Sen. Orrin Hatch will propose a “short-term solution” to help Americans who would lose subsidies if the U.S. Supreme Court strikes down the availability of financial assistance in the 34 states that haven't established their own exchanges.
“That solution will address immediate concerns and set the stage for a more permanent fix in the future,” said Hatch (R-Utah), chairman of the Senate Finance Committee, during a speech Monday at the conservative Heritage Foundation.
Hatch didn't offer details on what his proposed short-term fix would entail. But he reiterated that he believes Congress will have to take action to ameliorate the potential harm to Americans if the Supreme Court rules for the plaintiffs in King v. Burwell. Oral arguments in the case are scheduled for March 4; a decision is expected by the end of June.
“I don't think we can stand by and simply let the shortcomings of the law harm millions more,” Hatch said. “We need to help the people who will be hurt by losing their subsidies because of Obamacare's broken promises.”
If the Supreme Court invalidates subsidies for non-exchange states, 8.2 million individuals would lose access to subsidies worth $28.8 billion in 2016, according to the Urban Institute (PDF). But a new analysis by the Heritage Foundation's Edmund Haislmaier questioned the validity of those claims.
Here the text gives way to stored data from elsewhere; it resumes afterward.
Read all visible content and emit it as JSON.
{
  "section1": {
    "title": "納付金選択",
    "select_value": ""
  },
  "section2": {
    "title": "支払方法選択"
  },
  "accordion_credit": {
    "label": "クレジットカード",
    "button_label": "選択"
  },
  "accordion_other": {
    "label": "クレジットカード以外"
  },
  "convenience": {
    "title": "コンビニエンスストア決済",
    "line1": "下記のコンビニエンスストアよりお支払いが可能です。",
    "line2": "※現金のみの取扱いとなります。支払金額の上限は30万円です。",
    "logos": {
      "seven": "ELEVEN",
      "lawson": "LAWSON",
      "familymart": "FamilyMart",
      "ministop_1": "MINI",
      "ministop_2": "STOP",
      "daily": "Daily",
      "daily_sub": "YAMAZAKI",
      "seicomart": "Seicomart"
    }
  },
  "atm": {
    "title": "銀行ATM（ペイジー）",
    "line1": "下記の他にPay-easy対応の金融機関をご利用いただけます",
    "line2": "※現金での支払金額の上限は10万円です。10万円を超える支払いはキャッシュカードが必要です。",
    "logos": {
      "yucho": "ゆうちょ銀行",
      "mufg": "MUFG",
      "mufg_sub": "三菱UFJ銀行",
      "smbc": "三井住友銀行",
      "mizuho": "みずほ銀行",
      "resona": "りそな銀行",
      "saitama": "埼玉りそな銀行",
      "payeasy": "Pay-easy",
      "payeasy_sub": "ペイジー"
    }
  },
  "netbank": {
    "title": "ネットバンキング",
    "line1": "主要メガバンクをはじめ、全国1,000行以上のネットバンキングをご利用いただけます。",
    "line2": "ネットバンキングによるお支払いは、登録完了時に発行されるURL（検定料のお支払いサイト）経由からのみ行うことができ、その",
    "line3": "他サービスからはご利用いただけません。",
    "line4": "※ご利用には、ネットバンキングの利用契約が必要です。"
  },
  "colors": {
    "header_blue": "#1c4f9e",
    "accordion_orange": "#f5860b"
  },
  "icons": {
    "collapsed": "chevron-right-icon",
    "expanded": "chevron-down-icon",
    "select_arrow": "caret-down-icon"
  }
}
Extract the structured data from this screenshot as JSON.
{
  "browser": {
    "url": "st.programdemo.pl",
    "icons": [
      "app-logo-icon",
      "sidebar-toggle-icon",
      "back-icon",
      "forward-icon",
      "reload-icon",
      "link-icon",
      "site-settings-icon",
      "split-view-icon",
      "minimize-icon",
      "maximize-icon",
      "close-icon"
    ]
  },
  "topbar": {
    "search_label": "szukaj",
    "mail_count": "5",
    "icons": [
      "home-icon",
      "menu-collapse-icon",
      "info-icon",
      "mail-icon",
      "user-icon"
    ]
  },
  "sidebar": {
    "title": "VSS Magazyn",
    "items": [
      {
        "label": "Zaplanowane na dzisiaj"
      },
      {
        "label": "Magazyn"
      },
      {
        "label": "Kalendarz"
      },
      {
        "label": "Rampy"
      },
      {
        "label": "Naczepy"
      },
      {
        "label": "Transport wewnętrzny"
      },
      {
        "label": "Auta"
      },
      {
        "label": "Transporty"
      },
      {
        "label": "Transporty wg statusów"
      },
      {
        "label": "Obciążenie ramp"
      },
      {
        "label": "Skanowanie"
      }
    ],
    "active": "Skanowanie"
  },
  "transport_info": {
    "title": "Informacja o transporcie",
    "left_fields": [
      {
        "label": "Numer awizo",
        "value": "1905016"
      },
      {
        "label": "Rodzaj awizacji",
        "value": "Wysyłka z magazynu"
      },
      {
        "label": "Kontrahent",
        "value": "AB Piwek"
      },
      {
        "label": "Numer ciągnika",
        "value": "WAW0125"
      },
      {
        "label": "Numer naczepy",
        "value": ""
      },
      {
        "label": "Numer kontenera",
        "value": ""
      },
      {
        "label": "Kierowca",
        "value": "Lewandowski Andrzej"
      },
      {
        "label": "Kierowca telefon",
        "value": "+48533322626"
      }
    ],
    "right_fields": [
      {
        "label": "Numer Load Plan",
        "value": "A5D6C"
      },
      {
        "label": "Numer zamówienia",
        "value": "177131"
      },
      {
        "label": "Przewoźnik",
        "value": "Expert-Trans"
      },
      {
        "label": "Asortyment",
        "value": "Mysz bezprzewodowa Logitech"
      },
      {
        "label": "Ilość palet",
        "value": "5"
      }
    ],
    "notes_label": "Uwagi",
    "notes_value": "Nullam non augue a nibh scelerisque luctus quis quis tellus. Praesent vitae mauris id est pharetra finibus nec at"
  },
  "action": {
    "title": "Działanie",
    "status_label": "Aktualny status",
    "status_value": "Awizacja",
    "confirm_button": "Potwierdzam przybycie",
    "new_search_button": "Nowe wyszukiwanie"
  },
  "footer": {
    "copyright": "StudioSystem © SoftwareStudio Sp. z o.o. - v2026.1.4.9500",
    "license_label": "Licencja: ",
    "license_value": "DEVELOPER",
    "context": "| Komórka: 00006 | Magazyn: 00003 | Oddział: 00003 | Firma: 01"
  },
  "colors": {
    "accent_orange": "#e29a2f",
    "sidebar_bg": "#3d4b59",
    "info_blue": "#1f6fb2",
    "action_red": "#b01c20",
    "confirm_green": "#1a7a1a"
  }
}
Haislmaier argued that, based on enrollment through HealthCare.gov in the first two years of operations, the actual tally would be closer to 5.5 million individuals losing subsidies.
“Of those I would guess that a fair number, at least half probably, previously had coverage but were forced out of it or priced out of it because of Obamacare,” he said at Monday's event.
Haislmaier further questioned claims about whether a ruling for the plaintiffs in the King case would result in a major spike in the level of uninsured and skyrocketing premiums in the individual market. The individual market represents only a small fraction of the overall health insurance market, he said.
“This is not a large share of their business,” Haislmaier said. “I just find some of these claims completely stretched.”